As I did last year, I've mixed in live-action half-hour and hour scripted shows with cartoons. I know some readers don't think that's fair, because animation gives storytellers a level of visual freedom that you can't get with actors and sets (not on a TV sitcom budget, anyway). But as far as I'm concerned, a story is a story is a story, and once you've committed it to paper, the rest is structure, style, and performance.
Share your own picks — or argue with mine! — in the comments section.
1. Arrested Development, Season Four
Am I cheating by counting all of season four as one episode? Maybe. The Netflixed fourth season of Arrested Development also claimed the No. 1 slot on my series list for its structural innovations and kooky visionary grandeur. But think of it this way: There isn't a single self-contained episode of this series that feels truly complete until you've watched the whole season, preferably in a binge-type situation that assures that setups from one or two episodes ago pay off in whatever chapter you're watching at that moment. So where does that leave us, definition-wise? Is season four a rare example of what cinema-cowed TV producers keep insisting they've made: a long movie? I don't think so, because the entire season doesn't feel like a movie broken into pieces, as Neftlix's Americanized version of House of Cards did, and as the miniseries Top of the Lake; Arrested Development has the rhythms of a sitcom, not a very long film, and it's practically Cubist in the way it stages and restages key moments, or shows us the "beginning" or "end" of a scene we already thought we'd seen the "beginning" or "end" of in an early episode. (Orange Is the New Black, which I've cited below on this list, attempted something similar, but it wasn't as radical in the way it leapt around in time and space — and it is possible to treat particular episodes as self-contained, or at least satisfying, stories.) As Ellen DeGeneres might say, my point — and I do have one — is this: The fourth season of Arrested Development isn't just a lark and a puzzle, it's an innovative work that confounds the usual distinctions between the season and the episode, as well as the usual distinctions between episodic television as "a long movie."

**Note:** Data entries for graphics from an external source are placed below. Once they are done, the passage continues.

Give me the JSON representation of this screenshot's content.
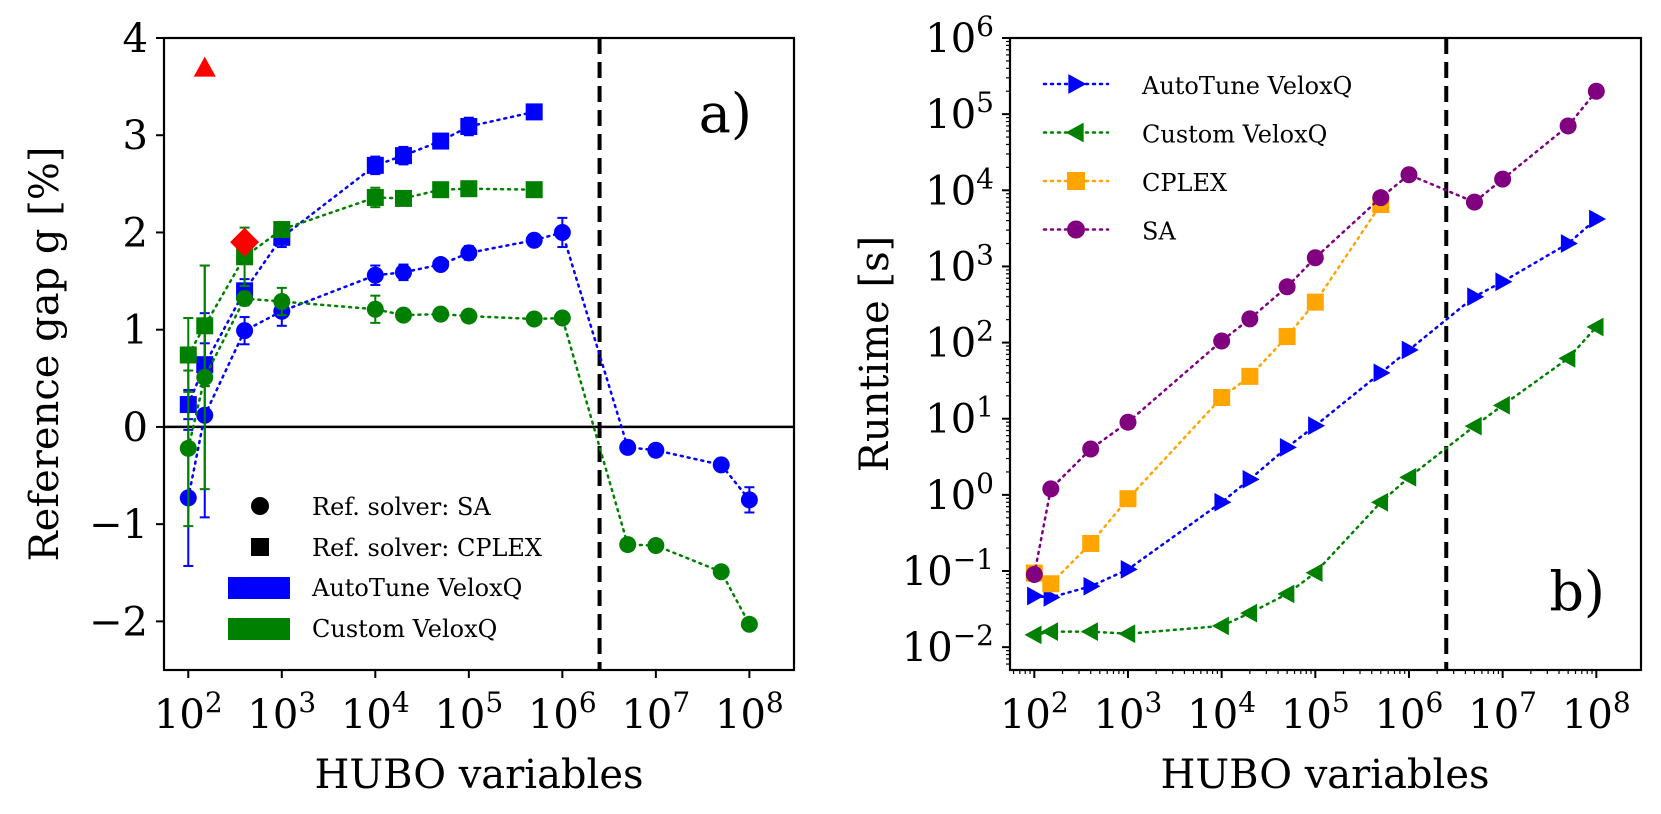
{
  "chart_data": [
    {
      "type": "scatter",
      "panel": "a)",
      "xlabel": "HUBO variables",
      "ylabel": "Reference gap g [%]",
      "xscale": "log",
      "xlim": [
        55,
        300000000
      ],
      "ylim": [
        -2.5,
        4
      ],
      "x_ticks": [
        {
          "value": 100,
          "base": "10",
          "exp": "2"
        },
        {
          "value": 1000,
          "base": "10",
          "exp": "3"
        },
        {
          "value": 10000,
          "base": "10",
          "exp": "4"
        },
        {
          "value": 100000,
          "base": "10",
          "exp": "5"
        },
        {
          "value": 1000000,
          "base": "10",
          "exp": "6"
        },
        {
          "value": 10000000,
          "base": "10",
          "exp": "7"
        },
        {
          "value": 100000000,
          "base": "10",
          "exp": "8"
        }
      ],
      "y_ticks": [
        {
          "value": 4,
          "label": "4"
        },
        {
          "value": 3,
          "label": "3"
        },
        {
          "value": 2,
          "label": "2"
        },
        {
          "value": 1,
          "label": "1"
        },
        {
          "value": 0,
          "label": "0"
        },
        {
          "value": -1,
          "label": "−1"
        },
        {
          "value": -2,
          "label": "−2"
        }
      ],
      "hline": 0,
      "vline": 2500000,
      "series": [
        {
          "name": "AutoTune VeloxQ (Ref. solver: SA)",
          "marker": "circle",
          "color": "#0000ff",
          "x": [
            100,
            150,
            400,
            1000,
            10000,
            20000,
            50000,
            100000,
            500000,
            1000000,
            5000000,
            10000000,
            50000000,
            100000000
          ],
          "y": [
            -0.73,
            0.12,
            0.99,
            1.19,
            1.56,
            1.59,
            1.67,
            1.79,
            1.92,
            2.0,
            -0.21,
            -0.24,
            -0.39,
            -0.75
          ],
          "err": [
            0.7,
            1.05,
            0.14,
            0.15,
            0.1,
            0.08,
            0.06,
            0.07,
            0.04,
            0.15,
            0.06,
            0.04,
            0.03,
            0.13
          ]
        },
        {
          "name": "AutoTune VeloxQ (Ref. solver: CPLEX)",
          "marker": "square",
          "color": "#0000ff",
          "x": [
            100,
            150,
            400,
            1000,
            10000,
            20000,
            50000,
            100000,
            500000
          ],
          "y": [
            0.23,
            0.64,
            1.4,
            1.95,
            2.69,
            2.79,
            2.94,
            3.09,
            3.24
          ],
          "err": [
            0.15,
            0.22,
            0.12,
            0.1,
            0.09,
            0.09,
            0.07,
            0.09,
            0.03
          ]
        },
        {
          "name": "Custom VeloxQ (Ref. solver: SA)",
          "marker": "circle",
          "color": "#008000",
          "x": [
            100,
            150,
            400,
            1000,
            10000,
            20000,
            50000,
            100000,
            500000,
            1000000,
            5000000,
            10000000,
            50000000,
            100000000
          ],
          "y": [
            -0.22,
            0.51,
            1.32,
            1.29,
            1.21,
            1.15,
            1.16,
            1.14,
            1.11,
            1.12,
            -1.21,
            -1.22,
            -1.49,
            -2.03
          ],
          "err": [
            0.8,
            1.15,
            0.07,
            0.14,
            0.14,
            0.05,
            0.03,
            0.03,
            0.03,
            0.03,
            0.03,
            0.03,
            0.03,
            0.03
          ]
        },
        {
          "name": "Custom VeloxQ (Ref. solver: CPLEX)",
          "marker": "square",
          "color": "#008000",
          "x": [
            100,
            150,
            400,
            1000,
            10000,
            20000,
            50000,
            100000,
            500000
          ],
          "y": [
            0.74,
            1.04,
            1.75,
            2.03,
            2.36,
            2.35,
            2.44,
            2.45,
            2.44
          ],
          "err": [
            0.38,
            0.62,
            0.3,
            0.07,
            0.1,
            0.04,
            0.04,
            0.04,
            0.02
          ]
        }
      ],
      "extra_points": [
        {
          "marker": "triangle",
          "color": "#ff0000",
          "x": 150,
          "y": 3.69
        },
        {
          "marker": "diamond",
          "color": "#ff0000",
          "x": 400,
          "y": 1.9
        }
      ],
      "legend": {
        "placement": "lower-left",
        "entries": [
          {
            "label": "Ref. solver: SA",
            "symbol": "circle",
            "color": "#000000"
          },
          {
            "label": "Ref. solver: CPLEX",
            "symbol": "square",
            "color": "#000000"
          },
          {
            "label": "AutoTune VeloxQ",
            "symbol": "patch",
            "color": "#0000ff"
          },
          {
            "label": "Custom VeloxQ",
            "symbol": "patch",
            "color": "#008000"
          }
        ]
      }
    },
    {
      "type": "line",
      "panel": "b)",
      "xlabel": "HUBO variables",
      "ylabel": "Runtime [s]",
      "xscale": "log",
      "yscale": "log",
      "xlim": [
        55,
        300000000
      ],
      "ylim_log10": [
        -2.3,
        6
      ],
      "x_ticks": [
        {
          "value": 100,
          "base": "10",
          "exp": "2"
        },
        {
          "value": 1000,
          "base": "10",
          "exp": "3"
        },
        {
          "value": 10000,
          "base": "10",
          "exp": "4"
        },
        {
          "value": 100000,
          "base": "10",
          "exp": "5"
        },
        {
          "value": 1000000,
          "base": "10",
          "exp": "6"
        },
        {
          "value": 10000000,
          "base": "10",
          "exp": "7"
        },
        {
          "value": 100000000,
          "base": "10",
          "exp": "8"
        }
      ],
      "y_ticks": [
        {
          "log": 6,
          "base": "10",
          "exp": "6"
        },
        {
          "log": 5,
          "base": "10",
          "exp": "5"
        },
        {
          "log": 4,
          "base": "10",
          "exp": "4"
        },
        {
          "log": 3,
          "base": "10",
          "exp": "3"
        },
        {
          "log": 2,
          "base": "10",
          "exp": "2"
        },
        {
          "log": 1,
          "base": "10",
          "exp": "1"
        },
        {
          "log": 0,
          "base": "10",
          "exp": "0"
        },
        {
          "log": -1,
          "base": "10",
          "exp": "−1"
        },
        {
          "log": -2,
          "base": "10",
          "exp": "−2"
        }
      ],
      "vline": 2500000,
      "series": [
        {
          "name": "AutoTune VeloxQ",
          "marker": "triangle-right",
          "color": "#0000ff",
          "x": [
            100,
            150,
            400,
            1000,
            10000,
            20000,
            50000,
            100000,
            500000,
            1000000,
            5000000,
            10000000,
            50000000,
            100000000
          ],
          "y": [
            0.047,
            0.045,
            0.063,
            0.105,
            0.8,
            1.6,
            4.2,
            8.1,
            40,
            80,
            400,
            630,
            2000,
            4200
          ]
        },
        {
          "name": "Custom VeloxQ",
          "marker": "triangle-left",
          "color": "#008000",
          "x": [
            100,
            150,
            400,
            1000,
            10000,
            20000,
            50000,
            100000,
            500000,
            1000000,
            5000000,
            10000000,
            50000000,
            100000000
          ],
          "y": [
            0.0145,
            0.016,
            0.016,
            0.015,
            0.019,
            0.028,
            0.05,
            0.095,
            0.8,
            1.7,
            8,
            15,
            62,
            160
          ]
        },
        {
          "name": "CPLEX",
          "marker": "square",
          "color": "#ffa500",
          "x": [
            100,
            150,
            400,
            1000,
            10000,
            20000,
            50000,
            100000,
            500000
          ],
          "y": [
            0.094,
            0.068,
            0.23,
            0.89,
            19,
            36,
            120,
            340,
            6500
          ]
        },
        {
          "name": "SA",
          "marker": "circle",
          "color": "#800080",
          "x": [
            100,
            150,
            400,
            1000,
            10000,
            20000,
            50000,
            100000,
            500000,
            1000000,
            5000000,
            10000000,
            50000000,
            100000000
          ],
          "y": [
            0.09,
            1.2,
            4,
            9,
            105,
            205,
            540,
            1300,
            8000,
            16000,
            7000,
            14000,
            70000,
            200000
          ]
        }
      ],
      "legend": {
        "placement": "top-left",
        "entries": [
          {
            "label": "AutoTune VeloxQ",
            "symbol": "triangle-right",
            "color": "#0000ff"
          },
          {
            "label": "Custom VeloxQ",
            "symbol": "triangle-left",
            "color": "#008000"
          },
          {
            "label": "CPLEX",
            "symbol": "square",
            "color": "#ffa500"
          },
          {
            "label": "SA",
            "symbol": "circle",
            "color": "#800080"
          }
        ]
      }
    }
  ]
}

3. Girls, "One Man's Trash"
Wherein Girls creator and star Lena Dunham and guest star Patrick Wilson enact the arc of a whole relationship in less than two days. This episode prompted some arguments about whether anything that occurred in it was supposed to be perceived as "real," but the script fudged that subtly enough that you weren't entirely sure how to take the affair, much less what impact it had on the heroine's emotional development or what it revealed about her limitations.

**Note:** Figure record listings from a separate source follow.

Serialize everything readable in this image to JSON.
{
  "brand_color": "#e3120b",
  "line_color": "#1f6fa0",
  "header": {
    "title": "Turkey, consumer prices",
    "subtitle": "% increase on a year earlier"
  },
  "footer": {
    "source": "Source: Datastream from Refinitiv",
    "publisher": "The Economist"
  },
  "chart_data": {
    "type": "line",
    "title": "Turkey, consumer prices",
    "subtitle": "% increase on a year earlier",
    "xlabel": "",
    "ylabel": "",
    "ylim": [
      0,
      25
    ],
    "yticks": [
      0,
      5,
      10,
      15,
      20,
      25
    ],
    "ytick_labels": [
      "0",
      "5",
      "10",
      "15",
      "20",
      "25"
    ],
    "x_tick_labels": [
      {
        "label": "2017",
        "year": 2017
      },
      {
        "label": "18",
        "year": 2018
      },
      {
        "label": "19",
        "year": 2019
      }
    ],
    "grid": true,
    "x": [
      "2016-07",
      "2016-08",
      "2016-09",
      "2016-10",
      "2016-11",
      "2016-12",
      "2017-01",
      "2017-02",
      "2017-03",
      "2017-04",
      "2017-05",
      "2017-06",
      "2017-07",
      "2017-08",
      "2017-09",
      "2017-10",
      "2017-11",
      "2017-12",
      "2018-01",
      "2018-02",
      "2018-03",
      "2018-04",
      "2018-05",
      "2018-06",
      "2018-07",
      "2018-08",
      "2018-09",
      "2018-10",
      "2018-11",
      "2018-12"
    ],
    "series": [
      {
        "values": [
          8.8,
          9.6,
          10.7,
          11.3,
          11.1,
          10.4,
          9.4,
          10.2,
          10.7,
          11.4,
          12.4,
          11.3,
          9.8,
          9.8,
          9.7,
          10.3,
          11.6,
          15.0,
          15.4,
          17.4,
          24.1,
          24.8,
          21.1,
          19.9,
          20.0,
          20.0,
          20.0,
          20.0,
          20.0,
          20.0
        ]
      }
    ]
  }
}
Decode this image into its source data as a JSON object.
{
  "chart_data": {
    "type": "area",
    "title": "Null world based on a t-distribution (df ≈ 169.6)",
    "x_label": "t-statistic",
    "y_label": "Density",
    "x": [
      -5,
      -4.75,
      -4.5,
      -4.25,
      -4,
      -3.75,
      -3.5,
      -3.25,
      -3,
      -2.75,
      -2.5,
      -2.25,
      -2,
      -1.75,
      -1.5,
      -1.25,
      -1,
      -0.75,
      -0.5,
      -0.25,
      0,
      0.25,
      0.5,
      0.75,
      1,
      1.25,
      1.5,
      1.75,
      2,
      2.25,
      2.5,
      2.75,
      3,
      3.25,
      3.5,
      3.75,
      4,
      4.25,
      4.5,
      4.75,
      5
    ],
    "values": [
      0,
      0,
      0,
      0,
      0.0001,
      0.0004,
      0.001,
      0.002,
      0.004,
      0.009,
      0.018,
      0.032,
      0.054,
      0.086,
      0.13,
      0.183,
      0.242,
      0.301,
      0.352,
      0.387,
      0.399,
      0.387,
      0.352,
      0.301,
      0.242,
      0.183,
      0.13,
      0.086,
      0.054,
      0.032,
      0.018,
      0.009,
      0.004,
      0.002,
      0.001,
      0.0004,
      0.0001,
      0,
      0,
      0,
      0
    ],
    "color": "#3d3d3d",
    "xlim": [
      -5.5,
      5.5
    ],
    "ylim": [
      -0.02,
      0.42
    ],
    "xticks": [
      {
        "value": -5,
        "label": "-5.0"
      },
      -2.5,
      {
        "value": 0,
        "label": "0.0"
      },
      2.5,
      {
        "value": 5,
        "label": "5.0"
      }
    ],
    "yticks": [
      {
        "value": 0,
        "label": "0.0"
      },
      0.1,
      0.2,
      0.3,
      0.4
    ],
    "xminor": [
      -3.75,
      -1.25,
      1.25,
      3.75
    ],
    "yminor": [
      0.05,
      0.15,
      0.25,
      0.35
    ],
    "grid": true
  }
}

4. 30 Rock, "A Goon's Deed in a Weary World"
Liz Lemon and the gang hatch a plan to save The Girly Show by seeking sponsorship from Bro Body Douche; its exec wants to re-title the program Man Cave and have Liz supervise it under the pseudonym Todd Debeikis, to hide her gender. It’s a great meta episode of an already super-meta sitcom — creator Tina Fey is working through some real anxieties and grievances here — but it's also one of the show's tightest, funniest half-hours. The B-plot, in which new Kabletown CEO Jack Donaghy leads potential successors on a talent-scouting tour modeled on Charlie and the Chocolate Factory — is a feast of sustained silliness.

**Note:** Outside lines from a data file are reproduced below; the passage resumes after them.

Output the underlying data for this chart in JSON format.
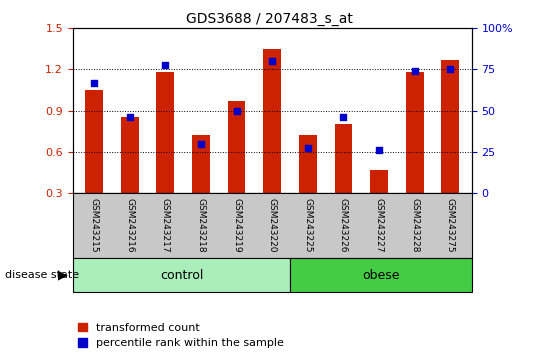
{
  "title": "GDS3688 / 207483_s_at",
  "samples": [
    "GSM243215",
    "GSM243216",
    "GSM243217",
    "GSM243218",
    "GSM243219",
    "GSM243220",
    "GSM243225",
    "GSM243226",
    "GSM243227",
    "GSM243228",
    "GSM243275"
  ],
  "red_values": [
    1.05,
    0.855,
    1.18,
    0.72,
    0.97,
    1.35,
    0.72,
    0.8,
    0.47,
    1.18,
    1.27
  ],
  "blue_values_pct": [
    67,
    46,
    78,
    30,
    50,
    80,
    27,
    46,
    26,
    74,
    75
  ],
  "ylim_left": [
    0.3,
    1.5
  ],
  "ylim_right": [
    0,
    100
  ],
  "yticks_left": [
    0.3,
    0.6,
    0.9,
    1.2,
    1.5
  ],
  "yticks_right": [
    0,
    25,
    50,
    75,
    100
  ],
  "ytick_labels_right": [
    "0",
    "25",
    "50",
    "75",
    "100%"
  ],
  "bar_color": "#CC2200",
  "dot_color": "#0000CC",
  "bar_width": 0.5,
  "dot_size": 25,
  "legend": [
    "transformed count",
    "percentile rank within the sample"
  ],
  "tick_label_color_left": "#CC2200",
  "tick_label_color_right": "#0000CC",
  "xlabel_area_color": "#C8C8C8",
  "control_color": "#AAEEBB",
  "obese_color": "#44CC44",
  "n_control": 6,
  "n_obese": 5
}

5. Parks and Recreation, "Recall Vote"
Leslie gets depressed after losing the recall election; Tom and Ron desperately try to save Rent-a-Swag; the office sets up a haunted house. Pretty much every mode that Parks and Recreation does well is represented here: shtick, relationship humor, office politics, regular politics, and the gap between our dreams and reality.
10. Veep, "Running"
A hilarious show that's not known for real-world political complexity (or terribly interested in it, really) aired a stingingly observant half-hour with "Running," which finds Selina chafing at the tight spot that her vice-presidency has wedged her into. Her boss's administration seems to be cratering, but she can't set up the pieces for her own redemptive presidential run without seeming like a disloyal schemer. What's a veep to do?